Cortando na carne

Hoje a agência de notícias Efe publicou que o presidente dos EUA, Barack Obama, anunciou que está sendo preparado um programa de cortes de gastos da máquina pública, visando a recuperação econômica do país. Segundo Obama, “não haverá vacas sagradas nem projetos imprescindíveis”, numa referência clara aos projetos de legisladores em defesa de seus próprios interesses. Uma das justificativas dadas é a de que o governo tem que fazer o mesmo que as famílias estadunidenses estão fazendo, tomando decisões difíceis para se reerguerem.

O forte indício de que o governo americano vai cortar na própria carne provoca (pelo menos em mim) uma reflexão imediata sobre o comportamento de Brasília diante da crise mundial. O que nos é apresentado pelo planalto central é uma farra de gastos, como “nunca antes na história desse país”. O paquiderme público brasileiro está cada vez mais inchado, gastão e compulsivo. Existem duas artérias abertas: os gastos com custeio e os problemas de arrecadação. Pelo visto, a postura tomada é a pior possível. Gasta-se mais e arrecada-se menos. Além de gastar mais, gastamos errado. Veja o exemplo do legislativo, os últimos escândalos mostram uma pontinha da farra. Um deputado federal custa aos cofres públicos em torno de R$ 1,5 milhões/ano. Como são 513 deputados, o total anual que a câmara evapora é de R$ 720 milhões, aproximadamente. O senado, com seus 181 diretores (50 indicados pelo Sarney), custa R$ 3 bilhões.
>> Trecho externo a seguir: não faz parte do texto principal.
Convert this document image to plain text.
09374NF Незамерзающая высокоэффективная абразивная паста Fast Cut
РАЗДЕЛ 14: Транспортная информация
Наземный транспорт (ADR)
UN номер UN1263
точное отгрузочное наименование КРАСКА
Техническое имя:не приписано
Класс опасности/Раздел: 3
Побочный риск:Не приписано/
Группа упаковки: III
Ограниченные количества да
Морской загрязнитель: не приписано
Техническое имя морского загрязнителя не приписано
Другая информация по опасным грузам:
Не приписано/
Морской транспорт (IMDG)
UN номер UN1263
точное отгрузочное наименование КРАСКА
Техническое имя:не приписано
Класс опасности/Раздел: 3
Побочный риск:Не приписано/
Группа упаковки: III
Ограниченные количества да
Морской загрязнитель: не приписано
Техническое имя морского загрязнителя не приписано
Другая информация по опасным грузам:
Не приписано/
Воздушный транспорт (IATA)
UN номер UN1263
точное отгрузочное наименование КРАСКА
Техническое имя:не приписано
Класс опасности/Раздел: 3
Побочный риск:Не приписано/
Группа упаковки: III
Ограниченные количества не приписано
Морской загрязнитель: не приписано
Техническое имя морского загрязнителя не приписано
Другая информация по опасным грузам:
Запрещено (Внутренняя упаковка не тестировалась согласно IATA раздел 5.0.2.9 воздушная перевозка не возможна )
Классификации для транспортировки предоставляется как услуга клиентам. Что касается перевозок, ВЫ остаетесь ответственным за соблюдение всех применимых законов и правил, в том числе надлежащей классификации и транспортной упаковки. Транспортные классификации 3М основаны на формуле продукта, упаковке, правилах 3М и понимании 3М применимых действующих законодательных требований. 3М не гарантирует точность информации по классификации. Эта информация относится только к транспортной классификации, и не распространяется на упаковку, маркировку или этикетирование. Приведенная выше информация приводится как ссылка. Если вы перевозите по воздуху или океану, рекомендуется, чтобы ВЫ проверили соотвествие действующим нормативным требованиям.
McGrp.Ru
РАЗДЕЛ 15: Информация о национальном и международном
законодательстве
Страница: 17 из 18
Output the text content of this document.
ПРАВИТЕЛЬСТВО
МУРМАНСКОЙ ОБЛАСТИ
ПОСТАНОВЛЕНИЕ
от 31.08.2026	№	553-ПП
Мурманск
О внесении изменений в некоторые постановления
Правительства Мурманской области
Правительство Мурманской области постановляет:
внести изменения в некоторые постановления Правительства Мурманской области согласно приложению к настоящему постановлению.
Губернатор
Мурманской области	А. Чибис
O governo diminuiu sua base de arrecadação, devido à redução de IPI de produtos como automóveis e recentemente da linha branca de eletrodomésticos. Essa redução é uma tentativa de reaquecer o consumo, que já gerava uma queda na receita. Qualquer pessoa que tenha a percepção que vai além das primeiras páginas de jornal penduradas nas bancas sabe que o consumo não vai voltar aos patamares tão cedo. Ou seja, a conta não fecha. É como a família que tem sua renda diminuída e insiste em manter o mesmo padrão de consumo. Na última semana, assistimos a liberação de dinheiro para as prefeituras ― outro problema, prefeituras que não se agüentam sozinhas, mas são currais eleitorais dos caciques que sustentam politicamente o governo. Vimos também o congresso institucionalizar a picaretagem das passagens aéreas. E Lula ainda oferece um empréstimo ao FMI. Um luxo só. Agora somos emprestadores do FMI. A que juros? Os mesmos que basearam nossas tomadas de empréstimos?

Minha reflexão é condenada à comparação. De um lado, Obama assume o problema, não esconde a situação e diz querer romper com os maus hábitos de uma má-administração. Estamos falando da nação mais rica do mundo, onde as coisas funcionam, a indústria é pulsante e que só o estado Texas tem um PIB maior que o do Brasil. De outro lado, Lula, o “cara”, foge de encarar a crise como gente grande, banaliza os problemas, fala para uma platéia ignorante (em franco processo de infantilização) e abre cada vez mais as torneiras. Ele tem que pagar a dívida com os sindicatos e os beija com aumentos seguidos no funcionalismo. Deve também aos fisiologistas do legislativo e se cala diante da aberração que é o congresso brasileiro.

Na década passada, o antiamericanismo foi exacerbado. Por causa de um homem, julgaram uma nação. O homem agora é outro. Isso pode arrefecer as idéias e clarear as mentes. Torço por isso. Uma recuperação da economia americana, tendo como um dos instrumentos o corte de gastos públicos e uma gestão mais eficiente, pode ser um alerta mostrar que grandes governos são os que não passam por crises. Mas sim aqueles que sabem como sair delas melhores do que entraram.